Peppe Iodice porta “Ho visto Maradona!” al Teatro Garibaldi
Emanuele Ventriglia – Giovedì 8 gennaio alle ore 21.00, il Teatro Garibaldi di Santa Maria Capua Vetere ospiterà Peppe Iodice con il suo nuovo spettacolo Ho visto Maradona!, inserito nella stagione teatrale 2025/2026 a cura del Teatro Pubblico Campano. Uno degli appuntamenti più attesi del cartellone, che vede in scena un artista capace di raccontare la realtà con ironia pungente, autenticità e grande coinvolgimento emotivo.
Lo spettacolo nasce da un’idea surreale e affascinante: cosa accadrebbe se Peppe Iodice, per un giorno, si trovasse a contatto con l’aldilà? Da questo spunto prende forma un racconto fatto di incontri soprannaturali, rivelazioni inattese e verità che spesso scegliamo di non vedere o di ignorare. Tra questi incontri spicca quello con Diego Armando Maradona, il “piede d’oro”, patrono laico di Napoli, simbolo eterno di una città e del suo immaginario collettivo. Attraverso questo gioco narrativo, Iodice accompagna il pubblico in un viaggio ironico e dissacrante, che diventa anche una lente per osservare il mondo senza filtri, convenzioni e ipocrisie.

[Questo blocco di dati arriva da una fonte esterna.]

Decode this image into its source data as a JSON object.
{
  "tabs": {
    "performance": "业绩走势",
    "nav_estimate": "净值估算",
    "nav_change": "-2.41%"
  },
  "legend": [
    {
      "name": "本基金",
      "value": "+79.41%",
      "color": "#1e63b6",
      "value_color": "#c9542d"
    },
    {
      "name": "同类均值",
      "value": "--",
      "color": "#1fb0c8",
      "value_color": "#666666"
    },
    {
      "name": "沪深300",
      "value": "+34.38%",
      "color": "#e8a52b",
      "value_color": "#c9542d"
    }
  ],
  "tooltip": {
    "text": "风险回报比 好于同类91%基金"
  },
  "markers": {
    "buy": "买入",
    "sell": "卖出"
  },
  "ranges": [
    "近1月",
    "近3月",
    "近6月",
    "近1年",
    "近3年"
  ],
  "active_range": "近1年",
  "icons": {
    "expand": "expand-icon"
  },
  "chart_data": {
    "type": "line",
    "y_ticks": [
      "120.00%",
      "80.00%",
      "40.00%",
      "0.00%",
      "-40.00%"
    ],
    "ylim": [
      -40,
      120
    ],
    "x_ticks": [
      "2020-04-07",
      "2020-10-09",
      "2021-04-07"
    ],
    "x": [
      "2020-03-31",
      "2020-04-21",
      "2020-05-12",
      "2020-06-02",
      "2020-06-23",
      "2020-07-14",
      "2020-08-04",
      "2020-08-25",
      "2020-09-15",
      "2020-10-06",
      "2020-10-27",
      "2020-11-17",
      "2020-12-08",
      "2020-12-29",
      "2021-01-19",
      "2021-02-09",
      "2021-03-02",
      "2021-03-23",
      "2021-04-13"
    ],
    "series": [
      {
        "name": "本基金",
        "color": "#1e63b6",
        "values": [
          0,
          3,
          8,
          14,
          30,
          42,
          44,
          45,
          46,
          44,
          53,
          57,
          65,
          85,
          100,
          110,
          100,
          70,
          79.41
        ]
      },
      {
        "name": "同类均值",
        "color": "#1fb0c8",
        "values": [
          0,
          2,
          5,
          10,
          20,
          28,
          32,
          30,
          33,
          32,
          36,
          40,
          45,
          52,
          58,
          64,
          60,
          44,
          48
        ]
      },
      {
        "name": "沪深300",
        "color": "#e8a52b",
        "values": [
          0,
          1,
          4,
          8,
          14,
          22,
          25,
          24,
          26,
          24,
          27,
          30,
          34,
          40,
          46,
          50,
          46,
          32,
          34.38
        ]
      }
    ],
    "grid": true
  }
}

Il meccanismo dello spettacolo consente al comico napoletano di esprimersi in totale libertà, alternando risate travolgenti a riflessioni acute sulla società contemporanea, sui rapporti umani e sull’attualità. Intorno a lui si muovono gli amici di sempre, ma anche ospiti indesiderati, riuniti per un ultimo saluto che si trasforma invece in un’esplosione di vita, energia e comicità. Sul palco, insieme a Peppe Iodice, c’è Salvatore Catanese, in uno spettacolo scritto da Peppe Iodice, Francesco Burzo e Marco Critelli, con la regia di Francesco Mastandrea, scene di Livio Sessa, costumi di Rosy Orso e produzione Claudio Malfi.
La giornata sarà arricchita anche da un momento di incontro con il pubblico: giovedì 8 gennaio, alle ore 19.00, nell’ambito de Il Teatro degli Incontri, Peppe Iodice sarà ospite al Salone degli Specchi del Teatro Garibaldi per un dialogo con gli spettatori condotto da Mimmo Cice. L’ingresso è gratuito, fino a esaurimento posti.